Quote from: Treading Water on January 24, 2014, 05:21:53 AM
Super Glue.  Just a thin bead.   They have liquid bandage, but I think the Super Glue is pretty much the same and cheaper.  Should last through three or four washes...unless you're using one of those scrub brushes. (Ow)  Good luck.  :)
Sorry to double post, I couldn't figure out how to get two quotes into one reply.

I tried the super glue today and it worked great! Thank you :) I have heard about using it on cuts, but it never occurred to me to use it on the crack. I was doing a lot of cleaning and it held up wonderfully.

Tonight, I am doing the sock trick, but since I don't have bag balm, I am going to try lots of olive oil.

eeieeyeoh

Quote from: DigitalPigSnuggler on January 24, 2014, 08:37:27 PM
Let's go with five, then.

I'm not annoyed by your response. I'm not annoyed by me being the youngest of 5 children by the same parents either. Do you find any sense in trying to change something that can't?

ziznak

I smell another forum meltdown... we're about due aren't we?

eeieeyeoh

Quote from: ziznak on January 25, 2014, 03:23:30 AM
I smell another forum meltdown... we're about due aren't we?
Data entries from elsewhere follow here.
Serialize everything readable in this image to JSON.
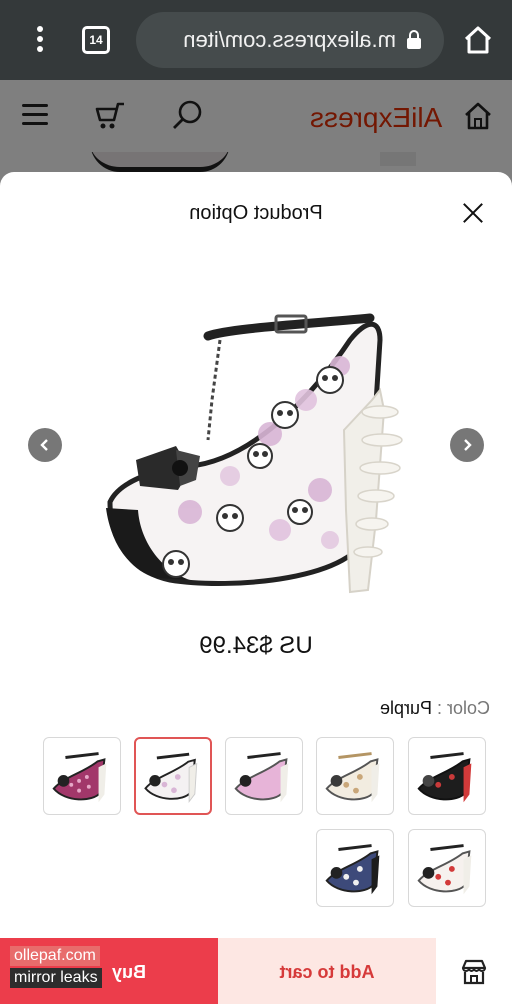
{
  "browser": {
    "url": "m.aliexpress.com/iten",
    "tab_count": "14",
    "icons": [
      "menu-dots-icon",
      "tabs-icon",
      "lock-icon",
      "home-icon"
    ]
  },
  "site_header": {
    "logo": "AliExpress",
    "icons": [
      "hamburger-icon",
      "cart-icon",
      "search-icon",
      "home-icon"
    ]
  },
  "sheet": {
    "title": "Product Option",
    "price": "US $34.99",
    "color_label": "Color",
    "color_separator": " : ",
    "color_value": "Purple",
    "thumbnails_selected_index": 3,
    "thumbnail_variants": [
      "red-black",
      "cream-skull",
      "pink",
      "white-skull",
      "pink-polka",
      "red-floral",
      "navy-floral"
    ]
  },
  "bottom_bar": {
    "buy_label": "Buy",
    "add_to_cart_label": "Add to cart",
    "store_icon": "store-icon"
  },
  "watermark": {
    "line1": "ollepaf.com",
    "line2": "mirror leaks"
  },
  "colors": {
    "browser_bar": "#34393a",
    "brand": "#e62e04",
    "buy_button": "#ec3d4b",
    "cart_button": "#fde7e3",
    "selected_border": "#e05555"
  }
}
Is that based on your olfactory sense from the hairs under your nose or chinny-chin-chin?

If you have hairs that can detect nuclear radiation from a meltdown, probably just the ends should be trimmed.


ziznak

Quote from: eeieeyeoh on January 25, 2014, 03:36:52 AM
Is that based on your olfactory sense from the hairs under your nose or chinny-chin-chin?

If you have hairs that can detect nuclear radiation from a meltdown, probably just the ends should be trimmed.
Nah it's not a hair thing but we ARE due.